Some of Peter York's images from the 2005 version of AlgaeVision were produced using digital image auto-montaging software designed by the Synoptics Company (developed in collaboration with the Natural History Museum) to produce in-focus photomicrographs from an electronically processed series of optical slices. Many of the new images taken by Chris Carter used similar software called Helicon Focus. However, sometimes several images are presented of the same species to demonstrate morphological variation. Occasionally a single specimen is photographed at different focal points or in more than one plane. As for desmids and other three-dimensional algae, a single image will not include all features required for identification. Several such images are sometimes arranged as a montage and may include close views of empty cells since wall ornamentation is frequently more clearly visible in cells lacking contents.
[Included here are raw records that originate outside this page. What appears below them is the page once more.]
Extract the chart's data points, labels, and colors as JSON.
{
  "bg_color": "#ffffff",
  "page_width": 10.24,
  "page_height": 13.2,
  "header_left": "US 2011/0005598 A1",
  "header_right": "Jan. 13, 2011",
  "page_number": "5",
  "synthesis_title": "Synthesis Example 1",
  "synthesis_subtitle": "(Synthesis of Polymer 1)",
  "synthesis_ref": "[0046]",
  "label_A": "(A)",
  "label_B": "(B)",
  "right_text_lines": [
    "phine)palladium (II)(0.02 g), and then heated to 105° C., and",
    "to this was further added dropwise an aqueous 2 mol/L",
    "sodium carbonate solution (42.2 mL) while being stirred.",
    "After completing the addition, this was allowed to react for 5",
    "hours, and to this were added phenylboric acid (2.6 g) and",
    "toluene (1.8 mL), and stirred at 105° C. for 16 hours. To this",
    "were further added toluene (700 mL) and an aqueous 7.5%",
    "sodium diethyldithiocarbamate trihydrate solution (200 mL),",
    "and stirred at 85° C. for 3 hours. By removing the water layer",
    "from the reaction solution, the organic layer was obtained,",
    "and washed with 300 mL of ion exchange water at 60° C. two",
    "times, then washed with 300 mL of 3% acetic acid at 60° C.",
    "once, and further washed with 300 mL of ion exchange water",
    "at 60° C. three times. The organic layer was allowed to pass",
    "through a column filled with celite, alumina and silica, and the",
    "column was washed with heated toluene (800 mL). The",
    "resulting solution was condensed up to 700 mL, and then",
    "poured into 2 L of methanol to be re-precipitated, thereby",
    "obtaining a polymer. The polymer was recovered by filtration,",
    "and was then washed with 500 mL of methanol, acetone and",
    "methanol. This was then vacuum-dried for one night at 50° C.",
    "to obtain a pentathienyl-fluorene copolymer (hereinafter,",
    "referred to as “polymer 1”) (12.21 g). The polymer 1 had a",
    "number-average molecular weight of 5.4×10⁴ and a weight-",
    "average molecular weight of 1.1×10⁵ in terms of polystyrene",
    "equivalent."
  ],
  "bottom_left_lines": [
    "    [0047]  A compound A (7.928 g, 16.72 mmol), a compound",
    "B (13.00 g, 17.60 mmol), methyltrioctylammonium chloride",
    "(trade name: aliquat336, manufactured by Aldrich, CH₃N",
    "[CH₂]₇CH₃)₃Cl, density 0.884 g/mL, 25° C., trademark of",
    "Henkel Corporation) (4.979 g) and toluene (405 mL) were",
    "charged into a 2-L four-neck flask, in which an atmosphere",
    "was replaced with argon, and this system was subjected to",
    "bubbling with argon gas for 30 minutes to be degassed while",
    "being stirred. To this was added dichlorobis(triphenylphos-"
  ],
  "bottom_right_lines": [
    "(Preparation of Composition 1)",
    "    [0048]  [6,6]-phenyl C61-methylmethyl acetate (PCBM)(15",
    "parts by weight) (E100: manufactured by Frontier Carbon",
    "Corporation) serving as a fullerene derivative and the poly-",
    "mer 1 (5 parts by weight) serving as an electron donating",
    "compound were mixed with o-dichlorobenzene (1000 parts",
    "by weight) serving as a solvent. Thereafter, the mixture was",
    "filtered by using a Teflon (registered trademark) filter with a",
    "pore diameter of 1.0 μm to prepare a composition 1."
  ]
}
The database includes images of reproductive structures, which are especially relevant in those genera (eg Vaucheria, Spirogyra, Oedogonium) where species identification is dependent on features associated with reproduction. Some scanning electron microscope (SEM) photographs are included to assist in the interpretation of structures visible under the light microscope, particularly in the case of some dinoflagellates and the euglenoid genus Trachelomonas. There are also images of algal habitats, conspicuous macroscopic growths and discolouration of water bodies caused by the presence of large quantities of planktonic microalgae ('plankton blooms').
A feature of the new version is the presence of anaglyphs (see Sphaeroplea soleiroli, Hydrodictyon reticulatum and Chara vulgaris var. papillata) which are three-dimensional images requiring special glasses to view (the left lens is red, the right lens cyan). These glasses are widely available.